Walking into Junkyard Golf on Friday night though – despite my prejudice towards sports and golf in general – none of those images actually came to me. The reason for this, and probably the main reason that so many people actually go to Junkyard Golf and have an enjoyable time – it’s not really anything like real golf at all.
It’s a crazy golf place. Which already sets it higher up the ladder than any actual real golf-based activity – it ‘puts’ (brilliant!) everyone on the same level – there’s no messing about with Drivers and Sandwedges – just hit the bloody ball and see what happens.
What happens is that the ball will hopefully travel through a series of obstacles and traps and end up in the hole at the end. These obstacles are made up to create two 9 hole courses – each with its own theme. There’s Pablo which is a sort of beach/jungle/exotic theme, and then there’s Freida which is a kind of club/UV/rave theme.
On Friday we played on Pablo and so we experienced boats and sharks and volcanoes and bath tubs and jungle canyon rope bridges – all of which were frustratingly hindering any chance of me crowned the winner. In the end, as is usually the case, I ended up coming last out of our group – mostly because I have the coordination of a lizard that’s spent 2 hours in a tumble dryer, but also because I was slowly but pleasantly getting sloshed.
One of the redeeming features of any sort of sport or physical activity is how easy it is to get drunk while doing it.

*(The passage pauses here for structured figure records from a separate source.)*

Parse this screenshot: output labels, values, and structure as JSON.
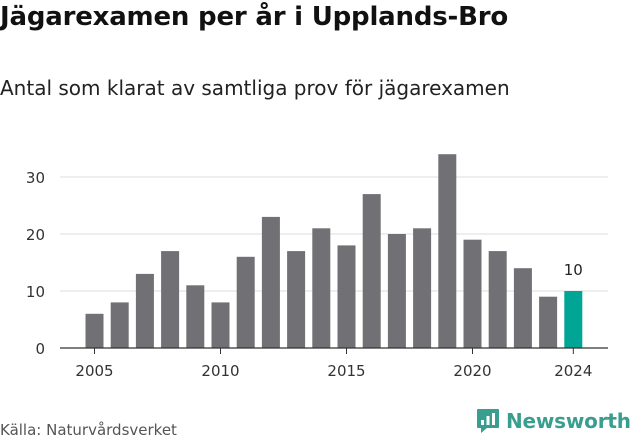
{
  "title": "Jägarexamen per år i Upplands-Bro",
  "subtitle": "Antal som klarat av samtliga prov för jägarexamen",
  "source": "Källa: Naturvårdsverket",
  "brand": {
    "name": "Newsworthy",
    "color": "#3a9e8f"
  },
  "colors": {
    "bar": "#717074",
    "highlight": "#00a596",
    "grid": "#dedede",
    "axis": "#333333",
    "tick_text": "#333333"
  },
  "chart_data": {
    "type": "bar",
    "title": "Jägarexamen per år i Upplands-Bro",
    "subtitle": "Antal som klarat av samtliga prov för jägarexamen",
    "xlabel": "",
    "ylabel": "",
    "categories": [
      2005,
      2006,
      2007,
      2008,
      2009,
      2010,
      2011,
      2012,
      2013,
      2014,
      2015,
      2016,
      2017,
      2018,
      2019,
      2020,
      2021,
      2022,
      2023,
      2024
    ],
    "values": [
      6,
      8,
      13,
      17,
      11,
      8,
      16,
      23,
      17,
      21,
      18,
      27,
      20,
      21,
      34,
      19,
      17,
      14,
      9,
      10
    ],
    "highlight_category": 2024,
    "data_labels": [
      {
        "category": 2024,
        "text": "10"
      }
    ],
    "ylim": [
      0,
      34
    ],
    "y_ticks": [
      0,
      10,
      20,
      30
    ],
    "x_ticks": [
      2005,
      2010,
      2015,
      2020,
      2024
    ],
    "grid": true,
    "legend": "none"
  }
}
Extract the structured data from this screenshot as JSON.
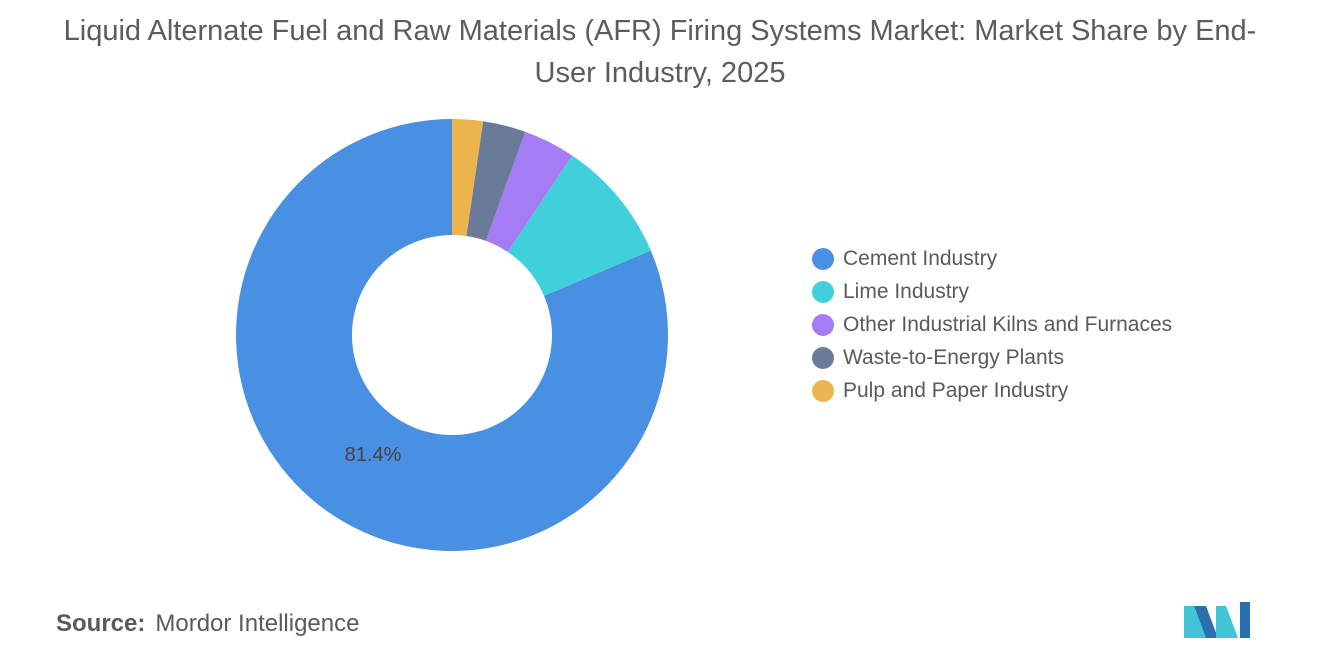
{
  "title": "Liquid Alternate Fuel and Raw Materials (AFR) Firing Systems Market: Market Share by End-User Industry, 2025",
  "source": {
    "label": "Source:",
    "text": "Mordor Intelligence"
  },
  "chart_data": {
    "type": "pie",
    "variant": "donut",
    "title": "Liquid Alternate Fuel and Raw Materials (AFR) Firing Systems Market: Market Share by End-User Industry, 2025",
    "legend_position": "right",
    "series": [
      {
        "name": "Cement Industry",
        "value": 81.4,
        "color": "#4a90e2",
        "label": "81.4%"
      },
      {
        "name": "Lime Industry",
        "value": 9.2,
        "color": "#40d0db"
      },
      {
        "name": "Other Industrial Kilns and Furnaces",
        "value": 3.9,
        "color": "#a57cf4"
      },
      {
        "name": "Waste-to-Energy Plants",
        "value": 3.2,
        "color": "#6a7b9a"
      },
      {
        "name": "Pulp and Paper Industry",
        "value": 2.3,
        "color": "#ecb44c"
      }
    ]
  }
}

I’m pretty sure that’s why people love watching football so much, and why nobody really ever plays tennis any more. The fact that they just drink Robinson’s squash at the side of the court instead of a frosty can of Stella just excludes the common man from the sport and is the main reason why Wimbledon is full of posh people eating fruit and wearing blazers.
Golf is much the same but Junkyard Golf offers everyone the chance to take your drinks around while playing. I was never short of somewhere to rest my drink while I failed miserably to hit the ball up a pyramid, and it was all the more enjoyable for it. There was even a half-time bar conveniently located on the course so we didn’t have to go all the way back to the start for a bevvie. Selection wise they have a great choice of craft beers and lagers, as well as some pretty great looking cocktails. On top of this you can also grab some food while going around – which may be helpful if you have too many drinks.
As I disastrously blundered my way around the course, losing 2 balls and all of my dignity, we had a proper good laugh – the perfect remedy for a rather annoying Friday day in work. Junkyard Golf proved to be an immensely enjoyable endeavour, much against my initial expectations and even though we only did one of the courses, it leaves me with the perfect opportunity to go again and try the other.